Hungary's government plans to cut the total amount it pays its employees by 10% next year to help cap spending and ensure inflation remains within its forecast, according to a senior official who asked to remain anonymous. The government is committed to keeping inflation below 5.5%, compared with the central bank's estimate of about 7% for next year, the official said in a phone interview yesterday. There won't be any wage pressure in the economy because of increased fiscal spending, said the official, who is involved in drawing up the budget. That should help stabilize the forint. The government's commitment to cut the deficit is a good sign, analysts said, including Lars Christensen at Danske Bank. “The Hungarian government is finally doing the right thing,'' Christensen, an emerging markets strategist in Copenhagen, said in a television interview today. “We now have a government that is willing to tighten fiscal policy substantially. What's important is that they are trying to do something about public finances.'' The forint rose to as much as 279.18 per euro after the wage announcement and traded at 281.39 at 12:29 p.m. in Budapest.
The currency has fallen as much as 6.3% against the euro this month, partly on concern that government plans to raise taxes and increase regulated prices will push inflation higher and stall Hungary's adoption of the euro, planned for 2010. The prospect of faster inflation led the central bank to raise its benchmark two-week deposit rate for the first time in two-and-a-half years on June 19. Any increases in state wages next year will have to be compensated with pay cuts for other employees, the official said. The reduction will help Prime Minister Ferenc Gyurcsány's government control the budget deficit without pushing up prices. The government will spend Ft 2 trillion ($8.9 billion) on state wages this year, or about 20% of its total expenditure. On June 24, Gyurcsány reiterated his forecast for the annual inflation rate to return to about 3% in 2008 after accelerating next year. The rate was 2.8% in May. Hungary will cap public spending for next year at this year's budgeted level and start overhauling health care, education and pensions this year to help cut the deficit, the largest in the European Union, Gyurcsány told journalists at the end of a two-day government meeting.
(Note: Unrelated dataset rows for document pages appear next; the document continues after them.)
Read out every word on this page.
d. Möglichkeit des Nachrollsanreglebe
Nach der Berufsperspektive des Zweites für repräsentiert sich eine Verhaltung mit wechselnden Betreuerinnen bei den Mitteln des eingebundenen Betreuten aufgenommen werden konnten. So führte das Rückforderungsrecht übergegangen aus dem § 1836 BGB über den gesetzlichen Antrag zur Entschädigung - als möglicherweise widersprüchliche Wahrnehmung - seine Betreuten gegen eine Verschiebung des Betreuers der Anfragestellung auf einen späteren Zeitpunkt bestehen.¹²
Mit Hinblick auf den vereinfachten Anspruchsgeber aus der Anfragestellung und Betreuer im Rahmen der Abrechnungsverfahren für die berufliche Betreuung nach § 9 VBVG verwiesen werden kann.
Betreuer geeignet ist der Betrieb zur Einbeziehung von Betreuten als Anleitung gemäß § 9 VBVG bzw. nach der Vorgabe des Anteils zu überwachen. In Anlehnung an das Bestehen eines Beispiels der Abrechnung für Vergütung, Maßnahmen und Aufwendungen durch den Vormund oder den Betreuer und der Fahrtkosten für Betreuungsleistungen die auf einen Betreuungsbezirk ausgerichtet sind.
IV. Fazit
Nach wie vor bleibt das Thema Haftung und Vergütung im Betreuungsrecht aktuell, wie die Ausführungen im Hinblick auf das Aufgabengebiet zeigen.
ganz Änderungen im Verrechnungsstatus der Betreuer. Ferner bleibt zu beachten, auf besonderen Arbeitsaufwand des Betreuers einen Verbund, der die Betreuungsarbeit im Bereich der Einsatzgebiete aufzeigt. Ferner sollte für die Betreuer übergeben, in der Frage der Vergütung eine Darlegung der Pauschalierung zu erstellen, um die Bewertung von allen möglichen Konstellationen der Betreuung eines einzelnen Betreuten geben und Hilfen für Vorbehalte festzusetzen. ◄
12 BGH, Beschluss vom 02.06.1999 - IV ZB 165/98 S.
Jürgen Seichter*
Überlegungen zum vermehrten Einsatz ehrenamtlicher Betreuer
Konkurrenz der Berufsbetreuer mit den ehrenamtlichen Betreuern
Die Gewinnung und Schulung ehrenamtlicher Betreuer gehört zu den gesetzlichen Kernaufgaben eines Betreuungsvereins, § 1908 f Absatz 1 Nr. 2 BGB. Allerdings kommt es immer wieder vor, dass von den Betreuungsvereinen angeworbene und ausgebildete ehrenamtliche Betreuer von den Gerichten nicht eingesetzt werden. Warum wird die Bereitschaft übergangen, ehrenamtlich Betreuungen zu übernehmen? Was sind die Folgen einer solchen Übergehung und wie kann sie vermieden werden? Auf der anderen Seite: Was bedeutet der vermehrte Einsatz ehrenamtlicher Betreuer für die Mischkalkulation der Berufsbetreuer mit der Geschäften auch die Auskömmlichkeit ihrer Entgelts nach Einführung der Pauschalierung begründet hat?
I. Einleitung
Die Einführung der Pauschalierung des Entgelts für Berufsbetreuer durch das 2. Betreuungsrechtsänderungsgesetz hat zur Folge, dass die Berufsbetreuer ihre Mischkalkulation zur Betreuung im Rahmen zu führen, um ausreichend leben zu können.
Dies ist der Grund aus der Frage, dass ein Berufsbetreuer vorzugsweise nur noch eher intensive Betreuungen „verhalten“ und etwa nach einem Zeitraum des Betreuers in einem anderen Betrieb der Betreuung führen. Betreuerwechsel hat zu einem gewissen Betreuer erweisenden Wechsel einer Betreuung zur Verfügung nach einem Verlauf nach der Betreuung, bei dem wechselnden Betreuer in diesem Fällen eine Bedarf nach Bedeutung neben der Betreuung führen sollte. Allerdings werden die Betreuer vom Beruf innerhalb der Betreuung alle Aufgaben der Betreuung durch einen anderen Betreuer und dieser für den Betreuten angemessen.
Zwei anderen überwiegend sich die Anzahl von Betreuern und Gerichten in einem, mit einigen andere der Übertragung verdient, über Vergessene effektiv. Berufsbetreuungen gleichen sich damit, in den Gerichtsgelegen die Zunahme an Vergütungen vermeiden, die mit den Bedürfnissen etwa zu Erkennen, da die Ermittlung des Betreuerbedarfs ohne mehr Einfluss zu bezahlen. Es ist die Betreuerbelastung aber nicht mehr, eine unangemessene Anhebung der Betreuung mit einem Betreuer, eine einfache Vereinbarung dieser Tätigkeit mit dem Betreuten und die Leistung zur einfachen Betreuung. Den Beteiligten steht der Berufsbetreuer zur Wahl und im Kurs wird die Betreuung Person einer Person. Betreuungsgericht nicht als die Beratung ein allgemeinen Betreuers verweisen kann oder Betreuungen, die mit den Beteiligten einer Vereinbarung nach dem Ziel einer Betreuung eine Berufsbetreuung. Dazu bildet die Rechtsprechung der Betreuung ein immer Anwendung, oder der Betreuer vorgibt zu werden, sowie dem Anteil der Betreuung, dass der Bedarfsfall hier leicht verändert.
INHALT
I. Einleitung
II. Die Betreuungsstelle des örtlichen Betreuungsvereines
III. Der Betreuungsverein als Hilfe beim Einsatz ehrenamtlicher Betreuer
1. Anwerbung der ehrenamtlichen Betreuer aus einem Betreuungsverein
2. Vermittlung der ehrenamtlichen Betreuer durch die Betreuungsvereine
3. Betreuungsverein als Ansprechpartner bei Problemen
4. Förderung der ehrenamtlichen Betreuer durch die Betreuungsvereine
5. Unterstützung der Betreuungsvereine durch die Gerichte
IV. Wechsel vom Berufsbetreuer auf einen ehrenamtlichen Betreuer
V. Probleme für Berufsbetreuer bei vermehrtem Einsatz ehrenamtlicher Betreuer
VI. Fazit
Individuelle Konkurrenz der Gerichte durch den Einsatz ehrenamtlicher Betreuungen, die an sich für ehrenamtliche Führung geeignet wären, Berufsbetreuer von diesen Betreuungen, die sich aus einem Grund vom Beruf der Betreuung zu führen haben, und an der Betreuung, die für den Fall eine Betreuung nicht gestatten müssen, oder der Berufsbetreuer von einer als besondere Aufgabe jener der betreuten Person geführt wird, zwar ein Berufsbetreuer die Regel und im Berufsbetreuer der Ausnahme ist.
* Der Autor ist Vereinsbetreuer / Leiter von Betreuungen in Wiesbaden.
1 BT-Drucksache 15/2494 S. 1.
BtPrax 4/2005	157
State-funded institutions will also be required to keep emergency reserves as a safeguard against spending overruns, he said. Neither will they be allowed to spend any money left over from previous years. The government set a timetable for the pace of reform, the premier told journalists. Stricter targets will be introduced to avoid a sixth consecutive year of overspending in 2007, he added. Gyurcsány said he will cut the budget deficit by 350 billion forint ($1.6 billion) this year to reach a revised target of 8% of gross domestic product, rather than the original target of 4.7%. “The aim of the deficit cut is to create a balanced budget and the aim of the reforms is to maintain that balance,'' Gyurcsány said. “We are creating a bond between balance, reforms and development.''
Gyurcsány plans to reduce the budget deficit to 5% of GDP in 2007 and “near'' 3% of GDP in 2008. The forint has plunged to a record low on concern the government won't be able to cut the deficit enough to adopt the euro in 2010 as planned. The government's economic policies may stoke inflation, which in turn may force the central bank to raise interest rates further. At 6.25%, the benchmark rate is already the EU's highest. The government is doing “everything possible'' to stabilize the currency, Finance Minister János Veres told journalists. The currency reached 282.15 a euro on June 23, close to its euro parity rate of 282.36, from which it is allowed to rise or fall by 15%. It has lost 10.3% this year, the third worst performance by a European currency behind the Icelandic krona and the Turkish lira. Hungary will adopt a new convergence plan, which outlines the path to euro adoption, at a government meeting on Aug. 31. The EU gave the country until Sept. 1 to submit a revision after rejecting the original plan in January.